Time.news of Normand Baillargeon: thinking about education with Emmanuel Kant

by time news

The news constantly brings back to us the vast and crucial question of the place that we should give to digital in education. Should we generalize its uses, as demanded these days by the Edteq organization? Which ones, then? Or should we beware of it as a threat and more often than not dismiss it?

These questions raise important economic and educational issues on which philosophy sometimes throws precious light. We will see it from an example of the thought of Emmanuel Kant (1724-1804) on education.

Let us start by recalling some of these digital issues that current events force us to consider.

There is of course first of all this crucial question of distance schooling, which the crisis we are going through has forced us to practice. What lessons can be learned from it?

Steve Bissonnette and Christian Boyer reviewed research from eight countries on these questions. In their imposing work, we can read this: “What we observe is not exciting. The decline in learning seems to be demonstrated for all clienteles, and even more strongly for children in primary schools from less fortunate families, less educated and for those who have learning difficulties or who are fragile in their learning. This conclusion is consistent with what we observed about the virtual school before the pandemic and strongly suggests that, if there is no choice, as was the case with the pandemic, it can be. relevant. But if we have the choice …

Can one-off innovations be desirable and welcome? Without a doubt. For example, I recently had a lot of fun learning (in the scientific journal Physics Education of September 2021) how, in physics class, we could, by different methods, measure the height of a building using only a cell phone and everyday objects. How many methods, you ask? 61! With what effects on learning? We’ll see… if we take the time to measure them.

However, we should not forget other harmful effects of the use of social networks in general and cell phones in particular, effects which are increasingly well documented. Credible researchers take seriously the hypothesis that these are very likely to play a role in the increase observed in Generation Z in feelings of loneliness, depression and even suicides. In the case of feelings of loneliness, PISA surveys indicate that this is indeed the case in 36 of the 37 countries studied, where this feeling has been on the increase since 2012.

One of the strategies recommended by two of these researchers (Jonathan Haidt and Jean M. Twenge) is to ban cellphones in class, which would improve the quality of relationships between people. Kant would undoubtedly add that this would also facilitate learning and would say how.

Kant and the educational benefits of immobility

Kant is such an important name in so many areas of philosophy that one might forget that he was also interested in education. One of his ideas concerns the importance of keeping still for children.

He writes: “Children are first sent to school, not so that they can learn anything, but so that they get used to sitting quietly and observing punctually what they are ordered, so that in the room they will know how to make good use of all the ideas that come their way [et non suivre] all [leurs] whims ”. Let us translate: through this window created by immobility and listening, and by the attention it allows, ideas can come to their senses.

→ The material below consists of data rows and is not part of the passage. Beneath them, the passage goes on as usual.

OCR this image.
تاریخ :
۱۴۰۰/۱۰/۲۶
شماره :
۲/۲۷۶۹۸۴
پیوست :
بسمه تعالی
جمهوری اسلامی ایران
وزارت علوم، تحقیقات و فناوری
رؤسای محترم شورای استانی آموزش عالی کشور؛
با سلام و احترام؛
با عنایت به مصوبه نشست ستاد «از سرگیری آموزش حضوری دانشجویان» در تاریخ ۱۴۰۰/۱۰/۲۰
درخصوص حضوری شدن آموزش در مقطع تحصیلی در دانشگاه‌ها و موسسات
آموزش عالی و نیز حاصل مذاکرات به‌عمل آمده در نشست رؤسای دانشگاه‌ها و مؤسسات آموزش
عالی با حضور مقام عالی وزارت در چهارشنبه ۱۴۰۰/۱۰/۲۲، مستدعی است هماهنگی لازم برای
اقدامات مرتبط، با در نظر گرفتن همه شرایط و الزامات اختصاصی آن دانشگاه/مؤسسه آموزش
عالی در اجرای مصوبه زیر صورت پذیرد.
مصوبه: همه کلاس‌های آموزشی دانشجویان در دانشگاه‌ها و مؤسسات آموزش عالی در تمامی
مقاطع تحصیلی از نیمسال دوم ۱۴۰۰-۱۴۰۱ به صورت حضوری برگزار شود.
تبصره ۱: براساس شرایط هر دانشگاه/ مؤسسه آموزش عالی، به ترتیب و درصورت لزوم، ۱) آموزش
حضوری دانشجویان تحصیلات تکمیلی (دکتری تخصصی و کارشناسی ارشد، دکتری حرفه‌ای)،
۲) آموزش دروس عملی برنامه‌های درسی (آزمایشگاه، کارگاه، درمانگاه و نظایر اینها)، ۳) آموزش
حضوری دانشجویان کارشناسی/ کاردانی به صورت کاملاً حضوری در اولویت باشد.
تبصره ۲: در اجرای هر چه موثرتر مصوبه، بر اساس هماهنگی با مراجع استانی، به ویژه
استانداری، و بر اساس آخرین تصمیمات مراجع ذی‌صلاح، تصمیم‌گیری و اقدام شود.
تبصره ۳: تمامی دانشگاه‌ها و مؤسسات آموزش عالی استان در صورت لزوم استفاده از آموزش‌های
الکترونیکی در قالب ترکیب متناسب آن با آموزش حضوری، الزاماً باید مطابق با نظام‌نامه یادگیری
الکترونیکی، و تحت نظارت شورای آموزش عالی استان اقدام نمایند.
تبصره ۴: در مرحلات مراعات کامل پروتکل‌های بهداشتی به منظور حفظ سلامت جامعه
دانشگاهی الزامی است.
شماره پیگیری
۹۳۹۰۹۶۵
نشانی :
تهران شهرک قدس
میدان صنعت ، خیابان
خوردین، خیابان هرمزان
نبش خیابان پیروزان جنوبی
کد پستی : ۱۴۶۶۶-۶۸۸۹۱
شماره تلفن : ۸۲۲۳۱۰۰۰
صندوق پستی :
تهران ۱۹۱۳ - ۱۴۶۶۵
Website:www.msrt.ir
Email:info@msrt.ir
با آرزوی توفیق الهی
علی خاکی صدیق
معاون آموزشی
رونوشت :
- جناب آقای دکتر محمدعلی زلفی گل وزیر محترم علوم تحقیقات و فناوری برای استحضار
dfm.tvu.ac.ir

This idea obviously raises important questions and debates about the nature and role of authority in education. Discipline, as the first moment of culture, occupies a large place in Kant’s reflection on education – and he himself did not fail to point out its at first sight problematic, even paradoxical, character. This is because the means (discipline) here seem to contradict the intended end (freedom and autonomy). It is therefore understandable that in Kant’s eyes, “one of the greatest problems of education [soit] to reconcile, under a legitimate constraint, submission with the ability to use one’s freedom ”.

But let us leave these questions aside and transpose what Kant said (in the XVIIIe century) in our time and to the infinite and so irresistible stimuli that cellphones and social networks constantly provoke.

One can easily see in this an immense danger for the very practice of transmitting and understanding ideas and knowledge, and for the formation of work habits. A danger so great that the ban on cellphones in the classroom, especially for the youngest, can be considered a good idea.

My fear is that we refuse to see these dangers even when they are documented. Or that, noting them, because we can no longer deny them, we suggest, in order to counter them, to further increase what causes them.

Let us give a random example: noting through exams the poor mastery of written French for many CEGEP students, we would suggest allowing future candidates to use correction software when taking the said exam.